La chaleur immense dégagée par un éclair peut briser une molécule d’azote et libérer deux atomes d’azote. Ces atomes d’azote libérés peuvent ensuite se lier à des atomes d’oxygène pour former des oxydes d’azote qui, en se dissolvant dans les gouttes de pluie, deviennent des nitrates. L’azote libéré par les éclairs peut également se lier à l’hydrogène atmosphérique pour former de l’ammoniac. Ces composés azotés solubles retombent ensuite sur la terre avec la pluie, fournissant un engrais naturel produit par les éclairs pour l’herbe, les plantes, les cultures et autres végétaux.
La pollinisation des plantes par les vents
La pollinisation est l’acte par lequel les grains de pollen sont transférés de l’anthère mâle d’une fleur vers le stigmate femelle. Les grains de pollen sont transportés par les vents, l’eau, les oiseaux, les abeilles, les insectes, les papillons, les chauves-souris, etc. Nous savons que les grains de pollen provenant des fleurs, transportés par les vents, restent en suspension dans l’atmosphère pendant une période prolongée.
Certains d’entre eux agissent comme noyaux CCN lors de la formation des gouttelettes nuageuses dans la haute atmosphère. Les grains de pollen transportés par le vent dans la basse atmosphère jouent quant à eux un rôle dans la pollinisation des plantes par le vent. Plusieurs des plantes cultivées les plus importantes du monde sont pollinisées par le vent, notamment le blé, le riz, le maïs, le seigle, l’orge et l’avoine.
Conclusion
Après avoir examiné la science météorologique à propos du verset 15:22 du Coran, nous trouvons trois interprétations — ou sens élargis — de l’expression ar-riyāḥ lawāqiḥ — ٱلرِّيَاحَ لَوَاقِحَ —, « les vents fécondants » :
- ils fécondent deux de leurs composants — les noyaux de condensation nuageuse, CCN, et la vapeur d’eau — pour former des gouttelettes nuageuses, puis rassemblent ces gouttelettes en nuages, avant de faire descendre la pluie depuis ces nuages ;
- ils produisent des substances fertilisantes — nitrates et ammoniac — à travers une série de réactions chimiques impliquant l’azote, l’oxygène et l’hydrogène, après la rupture des liaisons chimiques des molécules d’azote par les éclairs ;
- ils contribuent à la pollinisation entre le pollen et le stigmate dans le cas des plantes.

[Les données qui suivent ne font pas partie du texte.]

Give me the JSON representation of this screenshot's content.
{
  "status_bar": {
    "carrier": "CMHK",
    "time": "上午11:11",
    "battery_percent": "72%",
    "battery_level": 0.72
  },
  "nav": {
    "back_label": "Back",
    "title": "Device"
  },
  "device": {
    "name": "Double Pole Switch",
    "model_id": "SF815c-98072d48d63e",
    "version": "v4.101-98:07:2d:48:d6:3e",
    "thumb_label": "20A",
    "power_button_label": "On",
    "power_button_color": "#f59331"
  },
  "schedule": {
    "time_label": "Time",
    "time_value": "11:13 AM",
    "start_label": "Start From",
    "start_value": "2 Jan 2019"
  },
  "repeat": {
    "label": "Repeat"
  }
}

Il convient de noter que, selon le verset 15:22, Allah fait descendre du ciel une eau afin que nous en buvions. Il pourrait donc sembler inutile, à première vue, d’inclure ici la deuxième interprétation des vents fécondants. Cependant, Allah déclare dans d’autres versets que, par la descente de la pluie, Il fait pousser la végétation, les cultures, les plantes, les fruits, etc. C’est pourquoi la deuxième interprétation — selon laquelle ces vents produisent des substances fertilisantes — mérite d’être prise en compte. Quant à la troisième interprétation, elle correspond au rôle très connu des vents, même si elle n’est pas directement liée aux nuages et à la pluie.
Le plus important est que nous puissions déployer nos efforts pour comprendre et interpréter le message d’Allah à la lumière des connaissances dont nous disposons. Nous pouvons réussir ou non, être exacts ou non, dans la recherche des fruits de ces efforts. Mais Allah sait mieux.